O direito concorrencial nacional e comunitário opõe-se, terminantemente, ao estabelecimento de qualquer contacto, directo ou indirecto, entre operadores económicos que permita às empresas concorrentes que operam num dado mercado conhecer a estratégia dos seus concorrentes e adaptar a sua política comercial em função desta.

XIX.

Uma prática, seja qual for a sua forma, da qual resulte a possibilidade de obtenção de dados individualizados sobre as intenções em matéria de preços, é, pela sua própria natureza, prejudicial ao normal e correto funcionamento da concorrência (ver parágrafos 62, 73, 74 e 86 das Orientações da Comissão Europeia sobre a aplicação do artigo 101º do Tratado).

XX.

Concluindo-se que a exigência de justificação do preço constitui uma prática restritiva da concorrência na medida em que determina a divulgação de informação estratégica que permite aos agentes económicos antecipar o comportamento dos demais no mercado, potenciando a colusão.

XXI.

A abertura ilimitada da possibilidade das entidades adjudicantes impedirem os concorrentes de formarem livremente os preços das suas propostas constituiria uma contradição insanável no regime jurídico da concorrência previsto no TJUE, em consonância com o qual tem que ser interpretado o regime da contratação pública.

XXII.

Seria razoável que nos mercados privados a fixação de preços pelos agentes económicos seja punível como prática anti concorrencial com sanções elevadíssimas, permitindo-se, ao invés, às entidades adjudicantes no mercado da contratação pública uma prática semelhante não sancionada? Permitirá o artigo 101 º do TFUE uma interpretação que exclua a sua aplicação ao mercado da contratação pública? A resposta só pode ser negativa.

XXIII.

Não se vê razão para, existindo propostas de preço diferentes - situação que apenas espelha uma sã concorrência - os mesmos tenham que ser justificados.

É que XXIV.

No sistema da lei não há qualquer obrigatoriedade de os preços das propostas apresentados em procedimentos concursais tenham que ser preços racionalmente ponderados e que a sua fixação deva resultar de operações e cálculos aritmética e empresarialmente apropriados (cf. Mário Esteves de Oliveira, Parecer, pág. 53) XXV.

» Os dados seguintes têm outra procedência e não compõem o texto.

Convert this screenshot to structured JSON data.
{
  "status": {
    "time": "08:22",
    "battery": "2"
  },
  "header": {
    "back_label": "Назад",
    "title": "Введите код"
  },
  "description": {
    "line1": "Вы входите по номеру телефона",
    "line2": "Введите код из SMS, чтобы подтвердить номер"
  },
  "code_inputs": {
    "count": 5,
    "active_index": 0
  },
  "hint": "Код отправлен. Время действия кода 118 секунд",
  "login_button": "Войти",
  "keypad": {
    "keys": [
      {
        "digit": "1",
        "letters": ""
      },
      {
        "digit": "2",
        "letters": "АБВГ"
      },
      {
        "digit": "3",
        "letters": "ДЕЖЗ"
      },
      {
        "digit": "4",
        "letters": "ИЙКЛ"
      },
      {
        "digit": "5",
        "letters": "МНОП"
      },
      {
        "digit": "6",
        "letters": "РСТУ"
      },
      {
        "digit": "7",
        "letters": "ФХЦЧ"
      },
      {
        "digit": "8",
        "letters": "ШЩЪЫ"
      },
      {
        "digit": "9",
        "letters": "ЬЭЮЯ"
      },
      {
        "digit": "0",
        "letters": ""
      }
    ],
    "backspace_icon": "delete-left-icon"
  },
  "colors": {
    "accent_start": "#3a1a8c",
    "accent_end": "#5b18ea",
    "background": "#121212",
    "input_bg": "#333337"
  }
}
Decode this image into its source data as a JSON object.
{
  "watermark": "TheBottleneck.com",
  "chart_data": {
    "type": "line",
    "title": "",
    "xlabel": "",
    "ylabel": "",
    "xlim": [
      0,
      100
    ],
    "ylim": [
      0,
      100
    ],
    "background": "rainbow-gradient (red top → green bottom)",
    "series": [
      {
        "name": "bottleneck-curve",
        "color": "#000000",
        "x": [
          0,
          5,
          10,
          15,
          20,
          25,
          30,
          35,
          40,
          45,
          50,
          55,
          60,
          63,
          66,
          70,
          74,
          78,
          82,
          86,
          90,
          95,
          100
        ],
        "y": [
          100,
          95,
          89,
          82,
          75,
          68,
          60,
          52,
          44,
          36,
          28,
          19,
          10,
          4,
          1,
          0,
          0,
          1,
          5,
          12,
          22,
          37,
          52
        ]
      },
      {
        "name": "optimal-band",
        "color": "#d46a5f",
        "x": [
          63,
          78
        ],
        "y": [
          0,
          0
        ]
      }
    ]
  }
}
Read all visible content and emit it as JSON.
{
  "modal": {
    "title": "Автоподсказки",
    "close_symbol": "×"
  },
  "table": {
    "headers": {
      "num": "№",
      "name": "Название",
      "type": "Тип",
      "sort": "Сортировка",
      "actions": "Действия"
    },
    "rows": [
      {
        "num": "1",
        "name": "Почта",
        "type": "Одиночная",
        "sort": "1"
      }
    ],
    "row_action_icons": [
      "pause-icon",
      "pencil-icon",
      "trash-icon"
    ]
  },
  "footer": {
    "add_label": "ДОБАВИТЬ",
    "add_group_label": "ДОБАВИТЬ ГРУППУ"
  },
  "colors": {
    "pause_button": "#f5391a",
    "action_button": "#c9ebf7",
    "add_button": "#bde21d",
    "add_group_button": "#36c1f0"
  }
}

No sistema da lei não há qualquer obrigatoriedade de o preço proposto para um determinado contrato cobrir os custos decorrentes desse contrato, não havendo obstáculo legal que impeça o concorrente de repercutir os custos de um determinado contrato noutros contratos (cf. Acórdão do Supremo Tribunal Administrativo de 14 de Fevereiro de 2013, proferido no processo 0912/12).

XXVI.

No sistema da lei não há qualquer obrigatoriedade de o preço ter que cobrir os chamados custos laborais e sociais obrigatórios (cf. Acórdão do Tribunal Central Administrativo Norte de 18 de Dezembro de 2015, proferido no processo n.º 01029/15.0BEPRT, Acórdão do Supremo Tribunal Administrativo de 3 de Dezembro de 2015, proferido no processo 0657/15, Acórdão do Supremo Tribunal Administrativo de 16 de Dezembro de 2015, proferido no processo 01047/15, Acórdão do Supremo Tribunal Administrativo de 28 de Janeiro de 2016, proferido no processo n.º 01255/15) XXVII.

Sendo assim, como efectivamente é, a exigência da apresentação de nota justificativa do preço que não possa ser considerado anormalmente baixo não serve nenhum interesse público relevante já que, ainda que a mesma revelasse que o preço proposto não reflectia os custos laborais e/ou sociais inerentes ao contrato a celebrar, a proposta não poderia ser...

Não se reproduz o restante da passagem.